Colby Banbury, Chuteng Zhou, Igor Fedorov, Ramon Matas Navarro, Urmish Thakker, Dibakar Gope, Vijay Janapa Reddi, Matthew Mattina, Paul N. Whatmough

Published @ MLSys 2021

Talk

Abstract:

Executing machine learning workloads locally on resource constrained microcontrollers (MCUs) promises to drastically expand the application space of IoT. However, so-called TinyML presents severe technical challenges, as deep neural network inference demands a large compute and memory budget. To address this challenge, neural architecture search (NAS) promises to help design accurate ML models that meet the tight MCU memory, latency and energy constraints. A key component of NAS algorithms is their latency/energy model, i.e., the mapping from a given neural network architecture to its inference latency/energy on an MCU. In this paper, we observe an intriguing property of NAS search spaces for MCU model design: on average, model latency varies linearly with model operation (op) count under a uniform prior over models in the search space. Exploiting this insight, we employ differentiable NAS (DNAS) to search for models with low memory usage and low op count, where op count is treated as a viable proxy to latency. Experimental results validate our methodology, yielding our MicroNet models, which we deploy on MCUs using Tensorflow Lite Micro, a standard open-source NN inference runtime widely used in the TinyML community. MicroNets demonstrate state-of-the-art results for all three TinyMLperf industry-standard benchmark tasks: visual wake words, audio keyword spotting, and anomaly detection. Models and training scripts can be found here.

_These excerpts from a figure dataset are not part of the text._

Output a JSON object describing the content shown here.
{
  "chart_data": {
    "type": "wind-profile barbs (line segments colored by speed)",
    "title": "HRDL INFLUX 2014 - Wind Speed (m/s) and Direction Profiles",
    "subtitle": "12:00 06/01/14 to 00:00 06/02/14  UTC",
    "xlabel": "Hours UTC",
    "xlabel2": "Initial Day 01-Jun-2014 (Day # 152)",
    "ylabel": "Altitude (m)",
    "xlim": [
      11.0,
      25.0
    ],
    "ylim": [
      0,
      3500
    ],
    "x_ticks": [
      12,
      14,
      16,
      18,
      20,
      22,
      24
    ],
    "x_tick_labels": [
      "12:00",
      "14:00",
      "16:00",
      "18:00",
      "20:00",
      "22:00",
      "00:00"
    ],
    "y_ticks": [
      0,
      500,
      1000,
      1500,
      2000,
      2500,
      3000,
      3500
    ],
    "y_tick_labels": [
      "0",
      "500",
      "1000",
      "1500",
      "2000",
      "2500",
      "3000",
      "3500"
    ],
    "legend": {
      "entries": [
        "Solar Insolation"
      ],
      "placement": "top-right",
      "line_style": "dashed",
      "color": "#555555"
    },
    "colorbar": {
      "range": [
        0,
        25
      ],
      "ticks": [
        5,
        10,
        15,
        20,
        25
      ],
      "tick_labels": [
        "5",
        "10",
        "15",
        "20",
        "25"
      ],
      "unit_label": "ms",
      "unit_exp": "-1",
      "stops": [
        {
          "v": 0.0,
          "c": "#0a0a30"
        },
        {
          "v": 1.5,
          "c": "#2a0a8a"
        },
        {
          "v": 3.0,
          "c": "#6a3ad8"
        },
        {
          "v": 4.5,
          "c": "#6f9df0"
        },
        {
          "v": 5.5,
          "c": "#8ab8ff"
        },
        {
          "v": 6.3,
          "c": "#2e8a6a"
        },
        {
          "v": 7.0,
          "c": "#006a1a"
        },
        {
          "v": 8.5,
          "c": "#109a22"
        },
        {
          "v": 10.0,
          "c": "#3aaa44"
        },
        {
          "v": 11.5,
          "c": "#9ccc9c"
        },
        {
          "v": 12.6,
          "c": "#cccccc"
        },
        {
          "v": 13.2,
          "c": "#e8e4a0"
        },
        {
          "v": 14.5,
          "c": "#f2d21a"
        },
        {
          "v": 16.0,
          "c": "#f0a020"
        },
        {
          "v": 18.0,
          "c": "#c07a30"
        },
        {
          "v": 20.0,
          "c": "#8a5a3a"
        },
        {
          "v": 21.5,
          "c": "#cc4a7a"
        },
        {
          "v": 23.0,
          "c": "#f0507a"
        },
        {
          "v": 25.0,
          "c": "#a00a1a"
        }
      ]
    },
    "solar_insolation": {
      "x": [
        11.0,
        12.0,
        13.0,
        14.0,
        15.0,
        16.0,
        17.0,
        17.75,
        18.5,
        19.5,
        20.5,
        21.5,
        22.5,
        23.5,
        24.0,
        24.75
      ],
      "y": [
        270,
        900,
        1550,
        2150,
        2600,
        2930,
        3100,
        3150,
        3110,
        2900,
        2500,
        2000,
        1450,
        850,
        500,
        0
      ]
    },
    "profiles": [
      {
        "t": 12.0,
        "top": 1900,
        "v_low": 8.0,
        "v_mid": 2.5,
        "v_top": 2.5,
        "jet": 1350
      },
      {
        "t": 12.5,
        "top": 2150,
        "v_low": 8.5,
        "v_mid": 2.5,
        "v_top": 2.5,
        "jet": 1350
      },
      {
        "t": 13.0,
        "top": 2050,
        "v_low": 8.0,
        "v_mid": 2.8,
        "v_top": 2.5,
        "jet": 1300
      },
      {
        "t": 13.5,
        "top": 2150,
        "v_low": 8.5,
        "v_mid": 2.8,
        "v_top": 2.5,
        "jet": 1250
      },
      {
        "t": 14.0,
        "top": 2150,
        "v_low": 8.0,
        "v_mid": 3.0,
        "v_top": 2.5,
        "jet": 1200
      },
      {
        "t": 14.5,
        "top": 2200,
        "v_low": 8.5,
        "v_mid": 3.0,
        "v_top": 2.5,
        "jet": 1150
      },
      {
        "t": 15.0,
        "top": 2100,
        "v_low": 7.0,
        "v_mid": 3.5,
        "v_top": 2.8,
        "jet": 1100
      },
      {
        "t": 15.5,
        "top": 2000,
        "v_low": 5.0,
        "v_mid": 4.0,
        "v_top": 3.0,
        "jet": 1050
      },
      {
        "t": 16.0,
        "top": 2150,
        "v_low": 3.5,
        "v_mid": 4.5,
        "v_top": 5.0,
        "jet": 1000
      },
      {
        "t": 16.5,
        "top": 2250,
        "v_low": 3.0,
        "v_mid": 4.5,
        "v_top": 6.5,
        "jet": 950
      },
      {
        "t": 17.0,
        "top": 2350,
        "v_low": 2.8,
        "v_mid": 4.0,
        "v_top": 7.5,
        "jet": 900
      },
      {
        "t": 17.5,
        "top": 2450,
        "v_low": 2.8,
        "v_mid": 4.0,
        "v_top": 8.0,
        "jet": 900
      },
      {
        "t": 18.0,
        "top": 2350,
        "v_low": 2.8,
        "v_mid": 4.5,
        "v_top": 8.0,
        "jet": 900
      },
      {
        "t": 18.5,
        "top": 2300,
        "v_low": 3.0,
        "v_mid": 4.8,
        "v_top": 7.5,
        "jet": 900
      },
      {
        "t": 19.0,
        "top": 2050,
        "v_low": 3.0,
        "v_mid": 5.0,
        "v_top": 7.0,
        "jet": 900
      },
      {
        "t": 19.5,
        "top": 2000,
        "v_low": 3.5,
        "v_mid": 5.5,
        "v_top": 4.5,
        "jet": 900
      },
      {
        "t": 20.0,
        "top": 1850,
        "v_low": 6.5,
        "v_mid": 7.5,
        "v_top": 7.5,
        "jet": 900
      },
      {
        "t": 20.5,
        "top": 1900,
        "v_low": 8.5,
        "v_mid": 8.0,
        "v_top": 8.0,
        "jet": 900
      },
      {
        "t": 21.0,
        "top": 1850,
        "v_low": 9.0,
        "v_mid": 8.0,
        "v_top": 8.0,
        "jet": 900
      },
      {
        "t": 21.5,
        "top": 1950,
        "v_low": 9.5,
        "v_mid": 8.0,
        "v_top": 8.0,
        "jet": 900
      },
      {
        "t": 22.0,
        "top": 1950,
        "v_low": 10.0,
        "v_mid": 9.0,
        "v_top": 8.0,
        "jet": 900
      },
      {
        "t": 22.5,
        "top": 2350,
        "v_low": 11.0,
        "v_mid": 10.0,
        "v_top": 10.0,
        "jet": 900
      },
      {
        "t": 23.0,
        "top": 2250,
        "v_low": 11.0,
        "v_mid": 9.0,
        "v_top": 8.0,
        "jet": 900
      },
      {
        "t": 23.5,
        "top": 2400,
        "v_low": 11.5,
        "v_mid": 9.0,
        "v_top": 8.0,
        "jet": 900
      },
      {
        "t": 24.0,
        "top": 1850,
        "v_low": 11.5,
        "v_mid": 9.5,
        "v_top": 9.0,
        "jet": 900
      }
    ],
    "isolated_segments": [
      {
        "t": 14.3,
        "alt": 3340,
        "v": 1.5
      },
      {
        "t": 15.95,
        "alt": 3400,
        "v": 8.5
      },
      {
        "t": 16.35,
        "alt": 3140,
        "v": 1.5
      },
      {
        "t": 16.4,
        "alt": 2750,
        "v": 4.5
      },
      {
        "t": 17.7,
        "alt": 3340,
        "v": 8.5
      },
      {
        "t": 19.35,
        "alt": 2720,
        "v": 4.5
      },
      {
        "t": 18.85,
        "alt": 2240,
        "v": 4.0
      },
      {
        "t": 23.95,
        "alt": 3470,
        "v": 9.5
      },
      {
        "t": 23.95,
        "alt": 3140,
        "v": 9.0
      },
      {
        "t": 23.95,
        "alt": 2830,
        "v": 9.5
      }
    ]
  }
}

Benchmarking TinyML Systems:
Challenges and directions

Colby Banbury, Vijay Janapa Reddi, Max Lam, William Fu, Amin Fazel, Jeremy Holleman, Xinyuan Huang, Robert Hurtado, David Kanter, Anton Lokhmotov, David Patterson, Danilo Pau, Jae-sun Seo, Jeff Sieracki, Urmish Thakker, Marian Verhelst, Poonam Yadav

arXiv

Abstract:

Recent advancements in ultra-low-power machine learning (TinyML) hardware promises to unlock an entirely new class of smart applications. However, continued progress is limited by the lack of a widely accepted benchmark for these systems. Benchmarking allows us to measure and thereby systematically compare, evaluate, and improve the performance of systems and is therefore fundamental to a field reaching maturity. In this position paper, we present the current landscape of TinyML and discuss the challenges and direction towards developing a fair and useful hardware benchmark for TinyML workloads. Furthermore, we present our four benchmarks and discuss our selection methodology. Our viewpoints reflect the collective thoughts of the TinyMLPerf working group that is comprised of over 30 organizations.